Evolution of Legal Aid Scheme


Article 14(3) of the International Convention on Civil and Political Rights guarantees to
everyone, the right to have legal assistance assigned to him in case where the interest of
justice shall require,and without payment by him in any such case if he does not have
sufficient means to pay for it.
The Fourteenth Report of the Law Commission also echoes this concept:
Equality is the basis of all modern systems of jurisprudence and administration of justice. In
so far as a person is unable to obtain access to a court of law for having his wrongs redressed
or for defending himself against a criminal charge, justice becomes unequal and laws which
are meant for his protection have no meaning and to that extent fail in their purpose. Unless
some provision is made for assisting the poor man for the payment of court fees and lawyers
fees and other incidental costs of litigation, he is denied equality in the opportunity to seek
justice

Report of the Bhagavati Committee, 1977


To make more focused recommendations regarding legal aid schemes, the government of
India appointed in May, 1976 another committee with Shri Justice P.N.Bhagavati as
chairman and Shri Justice V.R.Krishna as member. The report of this Committee, titled as the
Report on National Juridicare: Equal Justice-Social Justice, was submitted in August, 1977.
Its major recommendations are presented below:
a) Setting up state legal aid boards and legal aid committees at district,
Taluk/Tehsils/block levels as well as at Supreme Court and High Court levels.

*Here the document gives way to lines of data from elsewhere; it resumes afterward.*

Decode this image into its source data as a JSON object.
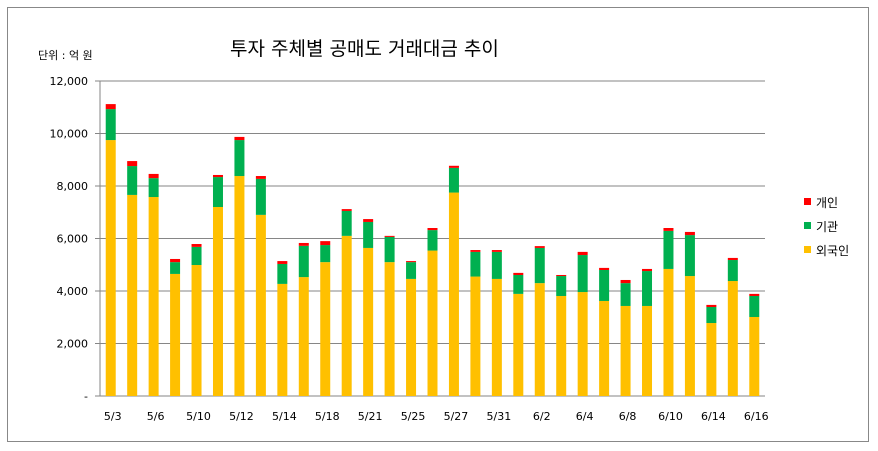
{
  "chart_data": {
    "type": "bar",
    "stacked": true,
    "title": "투자 주체별 공매도 거래대금 추이",
    "unit_label": "단위 : 억 원",
    "xlabel": "",
    "ylabel": "",
    "ylim": [
      0,
      12000
    ],
    "yticks": [
      0,
      2000,
      4000,
      6000,
      8000,
      10000,
      12000
    ],
    "ytick_labels": [
      "-",
      "2,000",
      "4,000",
      "6,000",
      "8,000",
      "10,000",
      "12,000"
    ],
    "grid": true,
    "legend_position": "right",
    "categories": [
      "5/3",
      "",
      "5/6",
      "",
      "5/10",
      "",
      "5/12",
      "",
      "5/14",
      "",
      "5/18",
      "",
      "5/21",
      "",
      "5/25",
      "",
      "5/27",
      "",
      "5/31",
      "",
      "6/2",
      "",
      "6/4",
      "",
      "6/8",
      "",
      "6/10",
      "",
      "6/14",
      "",
      "6/16"
    ],
    "series": [
      {
        "name": "외국인",
        "color": "#ffc000",
        "values": [
          9750,
          7660,
          7580,
          4650,
          4990,
          7200,
          8380,
          6900,
          4270,
          4530,
          5100,
          6100,
          5640,
          5100,
          4460,
          5540,
          7750,
          4550,
          4460,
          3890,
          4300,
          3810,
          3960,
          3620,
          3430,
          3430,
          4840,
          4570,
          2780,
          4380,
          3010
        ]
      },
      {
        "name": "기관",
        "color": "#00b050",
        "values": [
          1180,
          1100,
          720,
          450,
          690,
          1140,
          1370,
          1370,
          760,
          1190,
          650,
          950,
          990,
          960,
          640,
          780,
          940,
          940,
          1030,
          720,
          1340,
          760,
          1410,
          1180,
          870,
          1330,
          1450,
          1560,
          610,
          800,
          800
        ]
      },
      {
        "name": "개인",
        "color": "#ff0000",
        "values": [
          190,
          190,
          160,
          120,
          110,
          80,
          120,
          110,
          110,
          110,
          150,
          70,
          110,
          40,
          40,
          80,
          80,
          70,
          70,
          80,
          70,
          40,
          120,
          80,
          120,
          80,
          110,
          120,
          80,
          80,
          80
        ]
      }
    ],
    "legend_order": [
      "개인",
      "기관",
      "외국인"
    ]
  }
}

b) Legal aid programs should be based on the socio-economic conditions prevailing in


the country.
c) Prepare and encourage social workers for para legal services.
d) Nyaya Panchayats may be constituted and encouraged
e) Special provision for legal aid to women, scheduled castes, scheduled tribes and
minorities.
f) Initiating public interest litigation.
g) Association of NGOs for LAS.
h) Conciliation cells, to minimize litigation.

Committee for Implementing Legal Aid Schemes (CILAS)


Around this time (1976-77), the idea of Legal Aid Schemes had caught up in the country.
Also, the Constitution (forty-second amendments) Act, 1976 had introduced Article 39A,
which gave the concept of legal aid a constitutional status. To give effect to the intent of this
Article as well as to the recommendations of the Bhagavati Committee, the government of
India constituted in September 1980, the committee for implementing legal aid schemes
(CILAS). The Charter for CILAS was as follows:
a. To formulate specific Legal Aid Schemes (LASs).
b. To monitor implementation LASs.
c. To take steps for implementation of LASs.